FREETOWN — Sierra Leone has signed a landmark environmental permit with Shell Exploration and Production, authorising detailed offshore survey work across a vast stretch of its Atlantic coastline.
The move marks a significant shift in Sierra Leone’s energy policy, opening the door to potential offshore hydrocarbon development that has been stalled for more than a decade due to regulatory uncertainty and depressed global oil prices.
“This is a vote of confidence in Sierra Leone’s regulatory framework,” said a senior energy ministry official. “It has taken years to get here.”
Sierra Leone’s offshore basins have long been viewed by geologists as potentially promising, but successive governments have struggled to attract serious investment. The Shell permit signals that at least one major explorer believes the conditions are worth pursuing.
The company will now be permitted to conduct 3D seismic surveys and environmental baseline assessments across several offshore blocks. That data — if it shows commercial quantities of hydrocarbon — could attract additional investors and potentially transform Sierra Leone’s economic trajectory.

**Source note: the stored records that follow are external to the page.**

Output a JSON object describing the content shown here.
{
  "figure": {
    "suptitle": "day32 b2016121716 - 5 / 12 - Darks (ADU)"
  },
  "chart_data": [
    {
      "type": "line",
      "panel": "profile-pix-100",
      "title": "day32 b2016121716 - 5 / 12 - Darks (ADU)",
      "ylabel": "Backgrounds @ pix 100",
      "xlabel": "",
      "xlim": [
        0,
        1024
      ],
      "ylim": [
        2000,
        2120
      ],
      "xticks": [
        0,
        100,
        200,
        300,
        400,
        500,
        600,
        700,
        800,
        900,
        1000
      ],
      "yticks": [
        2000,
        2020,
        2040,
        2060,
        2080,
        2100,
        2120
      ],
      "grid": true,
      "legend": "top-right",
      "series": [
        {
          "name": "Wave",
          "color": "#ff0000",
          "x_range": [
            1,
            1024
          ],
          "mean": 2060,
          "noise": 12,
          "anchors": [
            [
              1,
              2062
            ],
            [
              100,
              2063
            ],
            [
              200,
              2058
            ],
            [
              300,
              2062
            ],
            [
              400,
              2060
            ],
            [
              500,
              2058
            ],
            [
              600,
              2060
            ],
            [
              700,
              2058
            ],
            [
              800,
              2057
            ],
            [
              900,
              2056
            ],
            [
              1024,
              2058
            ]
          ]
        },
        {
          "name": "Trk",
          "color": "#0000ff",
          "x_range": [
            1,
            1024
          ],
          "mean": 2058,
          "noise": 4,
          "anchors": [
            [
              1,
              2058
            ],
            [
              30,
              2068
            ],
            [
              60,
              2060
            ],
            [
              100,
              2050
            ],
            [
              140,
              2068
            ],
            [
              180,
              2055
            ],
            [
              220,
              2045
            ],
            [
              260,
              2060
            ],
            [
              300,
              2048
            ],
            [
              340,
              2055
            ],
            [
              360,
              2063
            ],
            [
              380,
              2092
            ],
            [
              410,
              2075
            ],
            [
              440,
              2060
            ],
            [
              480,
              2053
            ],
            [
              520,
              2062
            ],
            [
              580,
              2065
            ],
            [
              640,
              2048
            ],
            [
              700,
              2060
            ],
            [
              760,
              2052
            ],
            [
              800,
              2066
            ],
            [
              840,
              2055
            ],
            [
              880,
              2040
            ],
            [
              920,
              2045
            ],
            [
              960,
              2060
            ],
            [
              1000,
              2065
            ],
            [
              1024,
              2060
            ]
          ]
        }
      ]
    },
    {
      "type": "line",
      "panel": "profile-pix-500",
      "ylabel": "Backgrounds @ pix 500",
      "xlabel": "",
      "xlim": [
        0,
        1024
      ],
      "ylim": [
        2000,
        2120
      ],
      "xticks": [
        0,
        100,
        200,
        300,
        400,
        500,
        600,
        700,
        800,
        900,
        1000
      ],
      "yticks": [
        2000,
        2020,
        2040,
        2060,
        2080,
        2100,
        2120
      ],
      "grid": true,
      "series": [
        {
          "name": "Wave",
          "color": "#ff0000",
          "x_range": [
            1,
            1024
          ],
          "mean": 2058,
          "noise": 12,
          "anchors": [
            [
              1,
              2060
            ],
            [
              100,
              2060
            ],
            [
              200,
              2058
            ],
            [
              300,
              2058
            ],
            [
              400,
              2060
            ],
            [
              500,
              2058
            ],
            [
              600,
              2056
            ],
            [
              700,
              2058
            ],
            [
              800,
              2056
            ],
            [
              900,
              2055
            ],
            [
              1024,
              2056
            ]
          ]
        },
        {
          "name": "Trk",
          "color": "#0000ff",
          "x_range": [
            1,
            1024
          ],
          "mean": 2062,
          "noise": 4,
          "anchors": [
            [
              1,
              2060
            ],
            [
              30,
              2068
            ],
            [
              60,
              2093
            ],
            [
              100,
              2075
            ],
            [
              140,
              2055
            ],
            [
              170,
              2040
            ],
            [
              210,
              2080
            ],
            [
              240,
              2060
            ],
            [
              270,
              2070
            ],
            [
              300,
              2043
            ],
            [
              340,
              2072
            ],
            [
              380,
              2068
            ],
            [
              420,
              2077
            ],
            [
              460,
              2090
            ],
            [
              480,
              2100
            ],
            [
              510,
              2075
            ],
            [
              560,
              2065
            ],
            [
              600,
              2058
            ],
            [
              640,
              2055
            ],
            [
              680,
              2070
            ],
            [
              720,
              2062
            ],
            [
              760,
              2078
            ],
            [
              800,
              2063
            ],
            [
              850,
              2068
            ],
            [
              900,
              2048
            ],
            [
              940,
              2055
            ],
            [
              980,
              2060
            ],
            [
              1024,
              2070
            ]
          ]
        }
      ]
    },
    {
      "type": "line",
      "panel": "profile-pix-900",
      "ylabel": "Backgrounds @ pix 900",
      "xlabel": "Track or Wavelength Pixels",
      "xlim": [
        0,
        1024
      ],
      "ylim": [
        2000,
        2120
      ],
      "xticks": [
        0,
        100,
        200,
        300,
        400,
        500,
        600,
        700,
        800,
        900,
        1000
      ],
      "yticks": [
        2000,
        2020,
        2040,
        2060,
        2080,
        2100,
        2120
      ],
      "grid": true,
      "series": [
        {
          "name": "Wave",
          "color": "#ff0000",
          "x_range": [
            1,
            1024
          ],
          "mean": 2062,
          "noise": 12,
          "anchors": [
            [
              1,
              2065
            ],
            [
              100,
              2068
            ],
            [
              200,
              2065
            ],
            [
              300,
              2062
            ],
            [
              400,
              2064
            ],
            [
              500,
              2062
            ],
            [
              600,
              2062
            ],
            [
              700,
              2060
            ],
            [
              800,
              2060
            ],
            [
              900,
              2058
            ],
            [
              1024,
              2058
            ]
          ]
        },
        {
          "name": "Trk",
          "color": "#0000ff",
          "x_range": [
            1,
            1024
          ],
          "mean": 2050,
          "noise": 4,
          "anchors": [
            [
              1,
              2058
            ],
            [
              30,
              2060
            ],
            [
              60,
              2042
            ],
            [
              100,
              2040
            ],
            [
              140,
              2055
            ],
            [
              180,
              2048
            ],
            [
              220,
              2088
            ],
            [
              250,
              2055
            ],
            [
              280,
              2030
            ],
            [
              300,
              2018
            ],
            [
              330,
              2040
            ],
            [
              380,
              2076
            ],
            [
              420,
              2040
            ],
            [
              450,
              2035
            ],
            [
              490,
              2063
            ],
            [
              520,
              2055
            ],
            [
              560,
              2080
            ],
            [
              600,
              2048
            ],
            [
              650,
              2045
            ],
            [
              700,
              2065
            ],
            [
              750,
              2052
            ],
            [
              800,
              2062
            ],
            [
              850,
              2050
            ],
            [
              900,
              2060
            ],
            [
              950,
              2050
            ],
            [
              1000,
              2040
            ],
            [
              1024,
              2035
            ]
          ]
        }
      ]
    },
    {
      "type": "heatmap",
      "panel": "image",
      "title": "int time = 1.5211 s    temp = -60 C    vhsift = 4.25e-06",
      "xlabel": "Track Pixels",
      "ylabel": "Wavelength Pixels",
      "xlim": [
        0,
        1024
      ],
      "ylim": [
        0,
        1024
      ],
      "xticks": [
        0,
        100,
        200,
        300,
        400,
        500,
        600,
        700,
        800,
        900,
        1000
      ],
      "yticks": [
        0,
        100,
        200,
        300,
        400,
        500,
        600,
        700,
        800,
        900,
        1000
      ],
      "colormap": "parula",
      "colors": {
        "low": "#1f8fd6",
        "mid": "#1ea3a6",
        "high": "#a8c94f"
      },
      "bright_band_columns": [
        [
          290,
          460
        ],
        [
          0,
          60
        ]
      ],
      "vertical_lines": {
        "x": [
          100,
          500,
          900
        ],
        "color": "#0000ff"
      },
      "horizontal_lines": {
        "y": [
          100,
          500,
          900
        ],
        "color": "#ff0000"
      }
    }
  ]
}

West Africa’s offshore oil sector has expanded dramatically over the past two decades, with Ghana, Nigeria, and more recently Senegal and Mauritania emerging as significant producers. Sierra Leone has remained largely on the sidelines, despite having geological features that some studies suggest could be similar to those found in neighbouring basins.
The Shell permit also fits into a broader trend of international energy companies repositioning in West Africa’s offshore frontier, attracted by relatively stable political environments and increasingly sophisticated petroleum legislation.

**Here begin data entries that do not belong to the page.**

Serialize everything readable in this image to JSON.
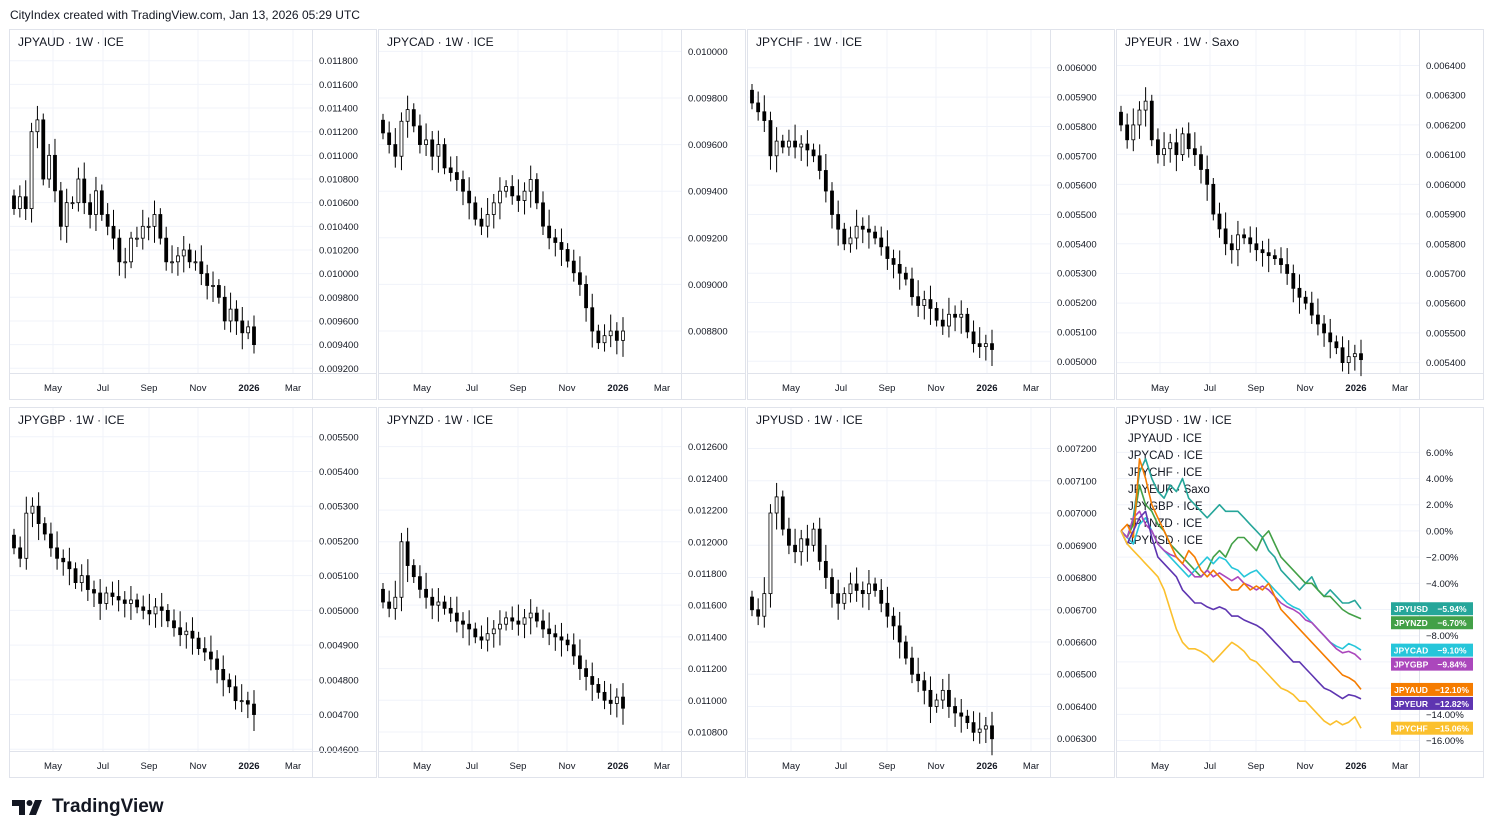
{
  "header": {
    "text": "CityIndex created with TradingView.com, Jan 13, 2026 05:29 UTC"
  },
  "footer": {
    "brand": "TradingView",
    "logo_icon": "tradingview-logo-icon"
  },
  "colors": {
    "up": "#ffffff",
    "down": "#000000",
    "grid": "#f0f3fa",
    "text": "#131722"
  },
  "time_labels": [
    "May",
    "Jul",
    "Sep",
    "Nov",
    "2026",
    "Mar"
  ],
  "chart_data": [
    {
      "type": "candlestick",
      "title": "JPYAUD · 1W · ICE",
      "ylim": [
        0.00916,
        0.01184
      ],
      "yticks": [
        "0.011800",
        "0.011600",
        "0.011400",
        "0.011200",
        "0.011000",
        "0.010800",
        "0.010600",
        "0.010400",
        "0.010200",
        "0.010000",
        "0.009800",
        "0.009600",
        "0.009400",
        "0.009200"
      ],
      "closes": [
        0.01055,
        0.01065,
        0.01055,
        0.0112,
        0.0113,
        0.0108,
        0.011,
        0.0107,
        0.0104,
        0.0106,
        0.0106,
        0.0108,
        0.0106,
        0.0105,
        0.0107,
        0.0105,
        0.0104,
        0.0103,
        0.0101,
        0.0101,
        0.0103,
        0.0103,
        0.0104,
        0.0104,
        0.0105,
        0.0103,
        0.0101,
        0.0101,
        0.01015,
        0.0102,
        0.0101,
        0.0101,
        0.01,
        0.0099,
        0.0099,
        0.0098,
        0.0096,
        0.0097,
        0.0096,
        0.0095,
        0.00955,
        0.0094
      ]
    },
    {
      "type": "candlestick",
      "title": "JPYCAD · 1W · ICE",
      "ylim": [
        0.00862,
        0.00998
      ],
      "yticks": [
        "0.010000",
        "0.009800",
        "0.009600",
        "0.009400",
        "0.009200",
        "0.009000",
        "0.008800"
      ],
      "closes": [
        0.00965,
        0.0096,
        0.00955,
        0.0097,
        0.00975,
        0.00968,
        0.0096,
        0.00962,
        0.00955,
        0.0096,
        0.0095,
        0.00948,
        0.00945,
        0.0094,
        0.00935,
        0.00928,
        0.00925,
        0.0093,
        0.00935,
        0.0094,
        0.00942,
        0.00938,
        0.00936,
        0.0094,
        0.00945,
        0.00935,
        0.00925,
        0.0092,
        0.00918,
        0.00915,
        0.0091,
        0.00905,
        0.009,
        0.0089,
        0.0088,
        0.00875,
        0.00878,
        0.0088,
        0.00876,
        0.0088
      ]
    },
    {
      "type": "candlestick",
      "title": "JPYCHF · 1W · ICE",
      "ylim": [
        0.00496,
        0.00604
      ],
      "yticks": [
        "0.006000",
        "0.005900",
        "0.005800",
        "0.005700",
        "0.005600",
        "0.005500",
        "0.005400",
        "0.005300",
        "0.005200",
        "0.005100",
        "0.005000"
      ],
      "closes": [
        0.00588,
        0.00585,
        0.00582,
        0.0057,
        0.00575,
        0.00573,
        0.00575,
        0.00573,
        0.00574,
        0.00572,
        0.0057,
        0.00565,
        0.00558,
        0.0055,
        0.00545,
        0.0054,
        0.00542,
        0.00546,
        0.00545,
        0.00544,
        0.00542,
        0.00539,
        0.00535,
        0.00533,
        0.0053,
        0.00528,
        0.00522,
        0.00519,
        0.00521,
        0.00518,
        0.00514,
        0.00512,
        0.00516,
        0.00515,
        0.00516,
        0.0051,
        0.00506,
        0.00505,
        0.00506,
        0.00504
      ]
    },
    {
      "type": "candlestick",
      "title": "JPYEUR · 1W · Saxo",
      "ylim": [
        0.005365,
        0.006432
      ],
      "yticks": [
        "0.006400",
        "0.006300",
        "0.006200",
        "0.006100",
        "0.006000",
        "0.005900",
        "0.005800",
        "0.005700",
        "0.005600",
        "0.005500",
        "0.005400"
      ],
      "closes": [
        0.0062,
        0.00615,
        0.0062,
        0.00625,
        0.00628,
        0.00615,
        0.0061,
        0.00612,
        0.00614,
        0.0061,
        0.00617,
        0.00612,
        0.0061,
        0.00605,
        0.006,
        0.0059,
        0.00585,
        0.0058,
        0.00578,
        0.00583,
        0.00582,
        0.0058,
        0.00578,
        0.00577,
        0.00576,
        0.00575,
        0.00573,
        0.0057,
        0.00565,
        0.00562,
        0.0056,
        0.00556,
        0.00553,
        0.0055,
        0.00547,
        0.00545,
        0.0054,
        0.00542,
        0.00543,
        0.00541
      ]
    },
    {
      "type": "candlestick",
      "title": "JPYGBP · 1W · ICE",
      "ylim": [
        0.004595,
        0.005508
      ],
      "yticks": [
        "0.005500",
        "0.005400",
        "0.005300",
        "0.005200",
        "0.005100",
        "0.005000",
        "0.004900",
        "0.004800",
        "0.004700",
        "0.004600"
      ],
      "closes": [
        0.00518,
        0.00515,
        0.00528,
        0.0053,
        0.00525,
        0.00522,
        0.00518,
        0.00515,
        0.00514,
        0.00512,
        0.00508,
        0.0051,
        0.00506,
        0.00505,
        0.00502,
        0.00505,
        0.00504,
        0.00503,
        0.00502,
        0.00503,
        0.00501,
        0.005,
        0.00499,
        0.00501,
        0.005,
        0.00497,
        0.00495,
        0.00493,
        0.00494,
        0.00492,
        0.00489,
        0.00488,
        0.00486,
        0.00483,
        0.0048,
        0.00478,
        0.00474,
        0.00474,
        0.00473,
        0.0047
      ]
    },
    {
      "type": "candlestick",
      "title": "JPYNZD · 1W · ICE",
      "ylim": [
        0.01068,
        0.01268
      ],
      "yticks": [
        "0.012600",
        "0.012400",
        "0.012200",
        "0.012000",
        "0.011800",
        "0.011600",
        "0.011400",
        "0.011200",
        "0.011000",
        "0.010800"
      ],
      "closes": [
        0.01162,
        0.01158,
        0.01165,
        0.012,
        0.01185,
        0.01178,
        0.0117,
        0.01165,
        0.0116,
        0.01162,
        0.01158,
        0.01155,
        0.0115,
        0.01148,
        0.01145,
        0.0114,
        0.01138,
        0.01142,
        0.01145,
        0.01148,
        0.01152,
        0.0115,
        0.01148,
        0.01152,
        0.01155,
        0.0115,
        0.01145,
        0.01142,
        0.0114,
        0.01138,
        0.01135,
        0.01128,
        0.0112,
        0.01115,
        0.0111,
        0.01105,
        0.011,
        0.01098,
        0.01102,
        0.01095
      ]
    },
    {
      "type": "candlestick",
      "title": "JPYUSD · 1W · ICE",
      "ylim": [
        0.006262,
        0.007245
      ],
      "yticks": [
        "0.007200",
        "0.007100",
        "0.007000",
        "0.006900",
        "0.006800",
        "0.006700",
        "0.006600",
        "0.006500",
        "0.006400",
        "0.006300"
      ],
      "closes": [
        0.0067,
        0.00668,
        0.00675,
        0.007,
        0.00705,
        0.00695,
        0.0069,
        0.00688,
        0.00692,
        0.0069,
        0.00695,
        0.00685,
        0.0068,
        0.00675,
        0.00672,
        0.00675,
        0.00678,
        0.00676,
        0.00675,
        0.00678,
        0.00676,
        0.00672,
        0.00668,
        0.00665,
        0.0066,
        0.00655,
        0.0065,
        0.00648,
        0.00645,
        0.0064,
        0.00642,
        0.00645,
        0.0064,
        0.00638,
        0.00637,
        0.00635,
        0.00632,
        0.00633,
        0.00634,
        0.0063
      ]
    },
    {
      "type": "line",
      "title": "JPYUSD · 1W · ICE",
      "ylim": [
        -16.8,
        7.4
      ],
      "yticks": [
        "6.00%",
        "4.00%",
        "2.00%",
        "0.00%",
        "−2.00%",
        "−4.00%",
        "−6.00%",
        "−8.00%",
        "−10.00%",
        "−12.00%",
        "−14.00%",
        "−16.00%"
      ],
      "legend": [
        "JPYAUD · ICE",
        "JPYCAD · ICE",
        "JPYCHF · ICE",
        "JPYEUR · Saxo",
        "JPYGBP · ICE",
        "JPYNZD · ICE",
        "JPYUSD · ICE"
      ],
      "series": [
        {
          "name": "JPYUSD",
          "color": "#26a69a",
          "final_label": "−5.94%",
          "values": [
            0,
            -0.5,
            1,
            4.5,
            5.5,
            4,
            3,
            2.5,
            3.5,
            3,
            4,
            2.5,
            2,
            1.5,
            1,
            1.5,
            2,
            1.5,
            1.5,
            1.5,
            1,
            0.5,
            0,
            -0.5,
            -1.5,
            -2,
            -3,
            -3.5,
            -4,
            -4.5,
            -4,
            -3.5,
            -4.5,
            -5,
            -4.5,
            -5,
            -5.5,
            -5.5,
            -5.3,
            -5.94
          ]
        },
        {
          "name": "JPYNZD",
          "color": "#43a047",
          "final_label": "−6.70%",
          "values": [
            0,
            -0.5,
            0.5,
            3.5,
            2,
            1.5,
            0.5,
            0,
            -1,
            -1.5,
            -2,
            -2.5,
            -3,
            -3.5,
            -3,
            -2,
            -1.5,
            -2,
            -1,
            -0.5,
            -0.5,
            -1,
            -1.5,
            -0.5,
            0,
            -1,
            -2,
            -2.5,
            -3,
            -3.5,
            -4,
            -4,
            -4.5,
            -5,
            -5,
            -5.5,
            -6,
            -6.3,
            -6.5,
            -6.7
          ]
        },
        {
          "name": "JPYCAD",
          "color": "#26c6da",
          "final_label": "−9.10%",
          "values": [
            0,
            -0.5,
            -1,
            0.5,
            1,
            0,
            -1,
            -1.5,
            -2,
            -2.5,
            -3,
            -3.5,
            -3,
            -2.5,
            -2,
            -2.5,
            -2,
            -2.2,
            -2.8,
            -3,
            -3.5,
            -3.2,
            -3,
            -3.5,
            -4,
            -4.5,
            -5,
            -5.5,
            -5.8,
            -6,
            -6.5,
            -7,
            -7.5,
            -8,
            -8.5,
            -8.8,
            -9,
            -8.6,
            -8.8,
            -9.1
          ]
        },
        {
          "name": "JPYGBP",
          "color": "#ab47bc",
          "final_label": "−9.84%",
          "values": [
            0,
            -0.5,
            1,
            1.5,
            0.5,
            0,
            -1,
            -1.5,
            -1.8,
            -2,
            -2.5,
            -3,
            -3.5,
            -3.5,
            -3,
            -3.5,
            -3.2,
            -3.5,
            -3.8,
            -3.5,
            -4,
            -4.2,
            -4.5,
            -4.2,
            -4.5,
            -5,
            -5.5,
            -5.8,
            -6,
            -6.3,
            -6.8,
            -7,
            -7.5,
            -8,
            -8.5,
            -9,
            -9.3,
            -9.2,
            -9.4,
            -9.84
          ]
        },
        {
          "name": "JPYAUD",
          "color": "#f57c00",
          "final_label": "−12.10%",
          "values": [
            0,
            0.5,
            -0.5,
            5.5,
            4,
            2,
            1,
            0,
            -1,
            -2,
            -2.5,
            -1.5,
            -2,
            -3,
            -3.5,
            -3,
            -3.5,
            -4,
            -4.5,
            -4.5,
            -4,
            -4.5,
            -4.2,
            -4.5,
            -4,
            -5,
            -6,
            -6.5,
            -7,
            -7.5,
            -8,
            -8.5,
            -9,
            -9.5,
            -10,
            -10.5,
            -11,
            -11.2,
            -11.5,
            -12.1
          ]
        },
        {
          "name": "JPYEUR",
          "color": "#5e35b1",
          "final_label": "−12.82%",
          "values": [
            0,
            -1,
            0,
            1,
            1.5,
            -0.5,
            -2,
            -2.5,
            -3,
            -3.5,
            -4.5,
            -5,
            -5.5,
            -5.5,
            -5.8,
            -6,
            -5.8,
            -6,
            -6.5,
            -6.5,
            -6.8,
            -7,
            -7.2,
            -7.5,
            -8,
            -8.5,
            -9,
            -9.5,
            -10,
            -10,
            -10.5,
            -11,
            -11.5,
            -12,
            -12.2,
            -12.5,
            -12.8,
            -12.5,
            -12.6,
            -12.82
          ]
        },
        {
          "name": "JPYCHF",
          "color": "#fbc02d",
          "final_label": "−15.06%",
          "values": [
            0,
            -1,
            -1.5,
            -2,
            -2.5,
            -3,
            -3.5,
            -4.5,
            -6,
            -7.5,
            -8.5,
            -9,
            -9,
            -9.2,
            -9.5,
            -10,
            -9.5,
            -9,
            -8.5,
            -8.8,
            -9.2,
            -9.8,
            -10,
            -10.5,
            -11,
            -11.5,
            -12,
            -12.2,
            -12.5,
            -13,
            -13,
            -13.5,
            -14,
            -14.5,
            -14.8,
            -14.5,
            -14.8,
            -14.6,
            -14.2,
            -15.06
          ]
        }
      ]
    }
  ]
}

Environmental groups, however, have warned that offshore drilling in a country with limited response capacity could pose significant ecological risks, particularly given Sierra Leone’s rich coastal marine ecosystems and fishing communities that depend on them.
The coming months will show whether the surveys yield results worth the environmental gamble — and whether other companies follow Shell’s lead into Sierra Leone’s unexplored waters.